I started a blog post about the statistics of sexual assault and suicide and mental illness to highlight the suffering that goes unseen in our world. I don’t think I can go into that kind of detail.
If you want statistics, here are links for you:
For now I am going to keep it simple. If you are in a room with 5 people, at the very least one of you has been affected personally by one or more of those. If you are all women then it is probably better than half of you.
As a minister, and in the past working at colleges, I have had a lot of people tell me things they won’t tell anyone else. So the following are stories of people I know personally. Not just random people who came to me for help, but people I saw everyday, people with whom I was or am close.
I have known two women who have told me about being raped. One was on a date the other was wrestling with a cousin as a young teenager when he chose to pull her pants off. Neither wanted to have sex, neither was capable of stopping it. Neither ever told anyone other than me up to that point and in both cases it was years later. Why? Because they felt like they were partly to blame, which they were not, feeling as if they were only stronger, better, nicer etc. it would not have happened. Because they did not want to hurt the people that cared for them by burdening them with this horror. Because they knew it would make no difference if they did tell. Because in both cases the rapist acted like it was no big deal. Because talking about it was reliving it. In both cases these women suffered and continue to suffer.
I have known several people who have attempted suicide, and one went through with it. For those who attempted it they seemed utterly normal, but they hid hurt. None of them wanted to die, they just wanted to stop hurting. The girl who did commit suicide was someone I knew from long ago. She was the most beautiful girl in school, cheerleader, prom queen, popular. She grew up, got married, had kids. She dealt with cancer, but seemed to be past that. Then she died, unexpectedly. The story that went around was that maybe the cancer came back suddenly. I have some insight from various sources that it was deliberate. She chose to end her life. I cannot tell you why. I had only had the most passing contact with her in the last twenty or more years. I can tell you I remember being mean to her, she was popular and I was not, she was pretty and a bit of a ditz and I was smart. I did eventually get over that, and we were more friendly later; but I do wonder what would have happened if I or others had looked past the shell and been better to the person on the inside. Maybe nothing, but you never know.

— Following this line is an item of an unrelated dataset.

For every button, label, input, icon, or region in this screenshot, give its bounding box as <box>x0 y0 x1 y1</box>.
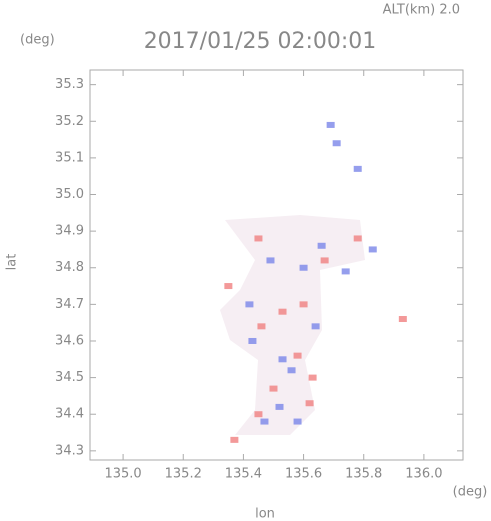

Let me tell you about the person I know best with mental illness: me. Anxiety and depression have followed me all my life. Some other things as well. It was just not something that was addressed. When I did think about it I thought it was just me, that if I could better discipline myself and my thinking it would go away. Or I thought if I got treatment it would change who I was. I thought I could not admit to weakness. I was hurting, a lot, and I can look back on things in my life and say “that was the illness.” Telling me to get over it, to smile, to look on the bright side is not helpful. It was no more possible for me in depression to get over it than it is for a man with no legs to just walk it off or someone with cancer to just eat better and exercise more to be fine. It takes more than that. I have gotten help. Medication is your friend. I have talked to people and I am working on finding someone else to talk to here.
I want no pity and I have no political agenda here. I want you to know two things.
First, if you are hurting you are not alone. There are lots of people out there who have gone through the same kind of things you are experiencing. It feels very personal and private and unique, but it is not just you. Finding someone to talk to about it, maybe even getting medication or physical help, is not an admission of weakness but of strength. Strength to not be defined by your pain but to choose what you want to be. In admitting to your pain you might help others as well.
Second, if somehow you have avoided these problems an avoided seeing them in the people around you, people around you are hurting. Be more sensitive to that. Do not assume you know why people do what they do. Make yourself a safe person by being available, not spreading rumors or sharing sensitive information, by not being judgmental, and by being kind. If you can do that you can help someone who is hurting maybe hurt a little less.
Remember, Jesus focused on the sick, the prisoner, the stranger, the mourner. Those were the people he called his followers to help. They are not always obvious. You are called to see them anyway and offer what you can.